After lots of gloomy news for China, there’s some good news at last. Last week IMF Chief Christine Lagarde announced that the bank’s staffers had voted in favour of the Chinese renminbi (yuan) being ushered into the select club of currencies that make up the IMF’s Special Drawing Rights (SDR) basket. Market experts say the yuan’s entry into SDR is now a done deal. They predict this will be a watershed moment for global markets.

What is it? Just as the central bank of a country is the lender of last resort for its commercial banks, the IMF is a lender of last resort for its member nations. The SDR is a reserve fund that functions as an emergency reserve to supplement the forex coffers of member nations. IMF members are allocated SDRs and can borrow against them in case of a cash crunch.

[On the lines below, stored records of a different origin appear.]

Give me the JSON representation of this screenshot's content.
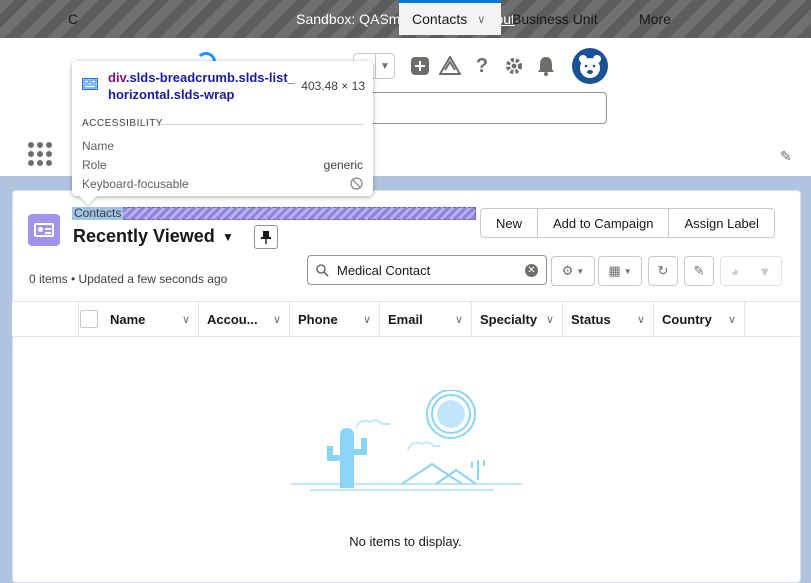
{
  "sandbox": {
    "label": "Sandbox: QASmartCRM |",
    "logout": "Log out"
  },
  "nav": {
    "app_name_partial": "C",
    "items": [
      {
        "label": "Contacts",
        "active": true
      },
      {
        "label": "Business Unit",
        "active": false
      },
      {
        "label": "More",
        "active": false
      }
    ]
  },
  "list": {
    "breadcrumb": "Contacts",
    "title": "Recently Viewed",
    "meta": "0 items • Updated a few seconds ago",
    "buttons": [
      "New",
      "Add to Campaign",
      "Assign Label"
    ],
    "search_value": "Medical Contact",
    "columns": [
      "Name",
      "Accou...",
      "Phone",
      "Email",
      "Specialty",
      "Status",
      "Country"
    ],
    "empty_message": "No items to display."
  },
  "tooltip": {
    "selector_tag": "div",
    "selector_classes": ".slds-breadcrumb.slds-list_horizontal.slds-wrap",
    "size": "403.48 × 13",
    "section": "ACCESSIBILITY",
    "rows": [
      {
        "label": "Name",
        "value": ""
      },
      {
        "label": "Role",
        "value": "generic"
      },
      {
        "label": "Keyboard-focusable",
        "value": ""
      }
    ]
  },
  "colors": {
    "accent": "#0176d3",
    "contact_icon": "#a094ed",
    "tooltip_tag": "#881280",
    "tooltip_class": "#1a1aa6"
  }
}
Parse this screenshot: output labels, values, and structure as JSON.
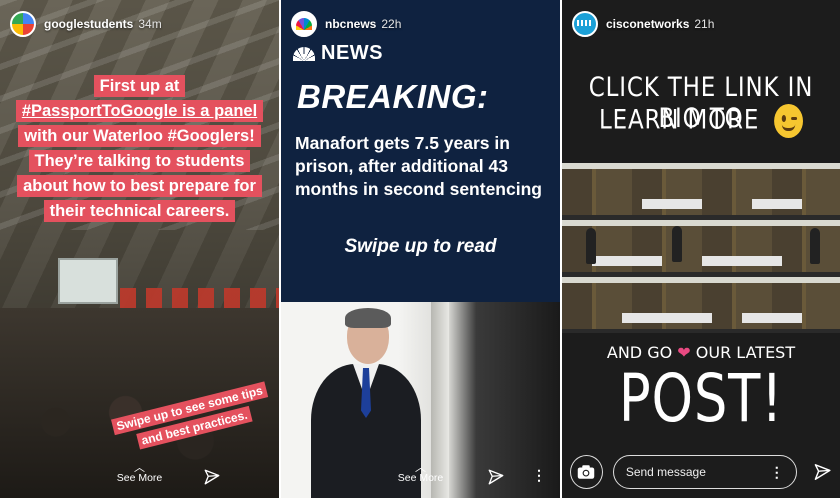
{
  "stories": [
    {
      "username": "googlestudents",
      "time": "34m",
      "caption_lines": [
        "First up at",
        "#PassportToGoogle is a panel",
        "with our Waterloo #Googlers!",
        "They’re talking to students",
        "about how to best prepare for",
        "their technical careers."
      ],
      "sticker_lines": [
        "Swipe up to see some tips",
        "and best practices."
      ],
      "see_more": "See More",
      "icons": {
        "send": "paper-plane-icon"
      }
    },
    {
      "username": "nbcnews",
      "time": "22h",
      "brand": "NEWS",
      "breaking": "BREAKING:",
      "headline": "Manafort gets 7.5 years in prison, after additional 43 months in second sentencing",
      "swipe": "Swipe up to read",
      "see_more": "See More",
      "icons": {
        "send": "paper-plane-icon",
        "more": "more-vertical-icon"
      }
    },
    {
      "username": "cisconetworks",
      "time": "21h",
      "line1": "CLICK THE LINK IN BIO TO",
      "line2": "LEARN MORE",
      "and_go_pre": "AND GO",
      "and_go_post": "OUR LATEST",
      "post": "POST!",
      "message_placeholder": "Send message",
      "icons": {
        "camera": "camera-icon",
        "more": "more-vertical-icon",
        "send": "paper-plane-icon"
      }
    }
  ],
  "colors": {
    "highlight": "#e4515e",
    "nbc_background": "#0f2240",
    "heart": "#e94a82",
    "smiley": "#f6c630"
  }
}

The SDR reserve is made up of four major currencies — the US dollar, the euro, the Japanese yen and the British pound. The IMF has been quite picky about including any new currency in it and requires a new entrant to be stable, widely used and market-determined. No new currency has made it to the SDRs since the euro in 2001. The inclusion of the yuan would, therefore, represent a public acknowledgement by the IMF that China, a developing nation, has arrived on the global stage.

Why is it important? One, central banks have been facing a devil-and-deep-sea choice on whether to hold more of their forex reserves in US dollars or gold (the euro has been a spent force lately). Now they have a third choice — the yuan. They may choose to buy the yuan to diversify forex reserves, ending the dollar’s hegemony.

Two, the yuan’s entry into SDR would be a pretty big boost for China’s prestige globally. After all, this would be an open acknowledgement by the Western world that the Chinese government is loosening its iron grip on the economy and is willing to take steps towards free markets.

China’s reputation for being reformist and market-oriented has taken a fair beating of late, after its knee-jerk moves to halt its August stock market rout by pulling up brokers for shorting stocks, suspending trading in large swathes of stocks and attempts to ‘talk up’ markets. But China’s decision, also in August, to allow the renminbi to ‘float’ just a tiny bit, seems to have convinced the IMF that it is SDR-worthy.

Three, the yuan could come to be used more widely in global trade transactions and borrowings. Today, the dollar leads that race by a mile; 43 per cent of international payments are settled in dollars and 28 per cent in euros, the yuan at a distant 2.4 per cent.

Why should I care? Market players expect that the yuan’s inclusion into the SDR will set off a celebratory rally in the currency in the short term, as demand for it shoots up. That should be good news for Indian manufacturers, such as steel and chemical makers, who have been witnessing falling realisations due to China dumping its cheaper goods into global markets. You should cheer if you’re invested in commodity, engineering or power equipment stocks, the most affected by Chinese imports.

If you’re a big buyer of Chinese mobile phones, electronics and toys, prepare to shell out a little more for these products in the long run. However, given its large forex reserves, the Chinese central bank is expected to step in to arrest currency volatility.

The bottomline Love it or hate it; but even the IMF can’t ignore China.